Design Patterns

Learning Design Patterns

Posted by Rob on July 5, 2017

Design Patterns

With familiarity, design patterns are well tested solutions to common problems and issues that we may run into in Software Development. They are essentially “Templates” that are using for a specific issue. For instance, of one object changes and you want other objects to know. Instead of recreating the wheel, you could use the Observer design pattern.

In 1990, Design Patterns: Elements of Reusable Object-Oriented Software, was created by a group of people (The authors of the book) known as the “Gang of Four” Their names are Erich Gamma, Richard Helm, Ralph Johnson, and John Vlissides. Exploring most of OOP and design patterns, written with C++ and Smalltalk.

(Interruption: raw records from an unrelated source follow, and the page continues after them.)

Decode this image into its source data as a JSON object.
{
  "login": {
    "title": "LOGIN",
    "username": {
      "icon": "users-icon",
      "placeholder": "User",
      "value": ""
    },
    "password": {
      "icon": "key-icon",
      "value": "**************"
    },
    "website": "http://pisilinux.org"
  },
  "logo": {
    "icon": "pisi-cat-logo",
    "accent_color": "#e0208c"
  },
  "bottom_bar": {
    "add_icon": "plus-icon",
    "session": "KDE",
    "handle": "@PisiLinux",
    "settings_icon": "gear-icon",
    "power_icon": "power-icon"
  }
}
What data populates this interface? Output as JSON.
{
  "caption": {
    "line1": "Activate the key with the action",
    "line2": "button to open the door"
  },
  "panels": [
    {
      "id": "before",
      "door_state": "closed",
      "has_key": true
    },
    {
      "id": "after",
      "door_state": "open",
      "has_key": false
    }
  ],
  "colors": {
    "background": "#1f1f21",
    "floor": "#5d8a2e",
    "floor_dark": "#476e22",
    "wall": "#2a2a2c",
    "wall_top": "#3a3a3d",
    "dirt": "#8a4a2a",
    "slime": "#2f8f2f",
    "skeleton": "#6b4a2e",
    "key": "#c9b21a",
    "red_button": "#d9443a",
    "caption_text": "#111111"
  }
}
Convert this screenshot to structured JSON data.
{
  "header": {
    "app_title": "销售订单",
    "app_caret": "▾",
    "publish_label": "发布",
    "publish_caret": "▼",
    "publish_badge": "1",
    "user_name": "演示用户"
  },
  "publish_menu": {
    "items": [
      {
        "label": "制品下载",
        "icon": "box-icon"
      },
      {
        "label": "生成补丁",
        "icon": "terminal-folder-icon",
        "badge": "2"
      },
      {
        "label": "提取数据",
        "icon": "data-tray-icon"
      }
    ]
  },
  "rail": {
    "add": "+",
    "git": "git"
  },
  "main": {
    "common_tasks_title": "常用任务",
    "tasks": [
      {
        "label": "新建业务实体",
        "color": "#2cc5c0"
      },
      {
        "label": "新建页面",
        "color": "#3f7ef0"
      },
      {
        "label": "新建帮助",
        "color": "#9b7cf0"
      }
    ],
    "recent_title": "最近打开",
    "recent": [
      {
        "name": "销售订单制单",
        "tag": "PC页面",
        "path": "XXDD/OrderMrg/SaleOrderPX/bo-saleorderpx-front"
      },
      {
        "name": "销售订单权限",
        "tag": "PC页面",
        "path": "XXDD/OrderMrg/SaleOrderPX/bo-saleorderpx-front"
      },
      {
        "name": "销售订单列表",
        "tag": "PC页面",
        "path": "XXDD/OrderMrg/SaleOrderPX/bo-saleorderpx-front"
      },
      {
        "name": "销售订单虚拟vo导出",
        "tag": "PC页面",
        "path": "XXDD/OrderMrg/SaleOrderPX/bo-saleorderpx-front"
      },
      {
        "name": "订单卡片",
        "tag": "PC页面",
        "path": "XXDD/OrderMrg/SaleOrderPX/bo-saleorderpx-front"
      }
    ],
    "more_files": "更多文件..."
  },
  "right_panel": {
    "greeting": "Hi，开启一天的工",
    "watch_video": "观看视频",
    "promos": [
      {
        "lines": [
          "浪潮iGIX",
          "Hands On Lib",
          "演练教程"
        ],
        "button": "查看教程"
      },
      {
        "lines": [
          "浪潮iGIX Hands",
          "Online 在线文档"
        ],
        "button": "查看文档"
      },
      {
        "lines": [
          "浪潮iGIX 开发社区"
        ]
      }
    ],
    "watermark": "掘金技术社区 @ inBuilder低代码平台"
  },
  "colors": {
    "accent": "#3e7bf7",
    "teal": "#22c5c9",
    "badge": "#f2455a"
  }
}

Example of Design Patterns

Creational Structural Behavioral
Absract Factory Adapter Chain of Responsibility
Builder Bridge Command
Factory Method Composite Interpreter
Prototype Decorator Iterator
Singleton Facade Mediator
  Flyweight Memento
    Observer
    State
    Strategy
    Template Method
    Visitor

For this post, there is only going to be two design patterns reviewed.

Singleton pattern

Let’s say we create a class, and we only want one object of this particular class. This object needs to represent the currently running application — having more than one object may cause problems throughout the application itself. You could always NOT create more than one Object, but with design patterns, we can use the Singleton pattern to do this.

We don’t need to instantiate a Singleton, but that it is always running through the application.

Begin by first creating our class as displayed in the code below:


    public class MySingleton {

        // additional functionality
        public someMethod() {
            //...
        }
    }

We then would add our constructor method, but we make it private, meaning that no other object can instantiate:

    
    // a private constructor, no other objects can instantiate this
    private MySingleton() { } 
    

So how does the object get instantiated? Here comes the tricky part — creating a static variable, that holds a placeholder to the singleton object.


    // placeholder for the current singleton object
    private static MySingleton __me = null;
    
    // How you ask for the singleton
    public static MySingleton getInstance() {
    
        // check existence
        if ( __me == null){
            //if not, instantiate object and store
            __me = new MySingleton();
        }
        return __me;
    }
    
    public someMethod() {
        //...
        }
}

We don’t have an instance just yet, first ask if the object exists. This is a technique known as Lazy Instantiation there is only one of these, and there is always one of these.

Asking for the singleton within the application is as such, which you can use in 3 different ways:


    MySingleton single = MySingleton.getInstance();


    // using it somewhere
    single.someMethod();

    // or call directly

    MySingleton.getInstance().someMethod();

Memento Pattern

This design pattern manages change, but does it in a way that does not violate encapsulation. It requires 3 classes that have certain roles. These are known as such:

  • The Originator
  • The Caretaker
  • The Memento

The Originator

This object, we want to be able to change and then undo any changes to. It is not encumbered by keeping track of multiple states.

The CareTaker

When and why:

asks the Originator to save it’s state, and passes receives the Memento object. The Caretaker doesn’t know anything about the state of the Memento, it is simply there to save state, and undo any changes by handing the previous memento back to the originator. The caretaker can also ask for multiple levels of mementos, or basically multiple levels of undo.

Encapsulation is not being broken during this time.

What is a Memento Then?

The Memento object, is what gets created when the CareTaker class requests that the Originator save itself. The memento details the parts of the Originator class and any information needed to return to a particular state.

There you have it

I did not want to go too deep into details because there are many Design Patterns that exist and can be applied within your applications. I am mostly interested in iOS, and I did find additional resources for applying Design Patterns in your iOS projects, you can check out iOS Design Patterns on Raywenderlich if you’re interested.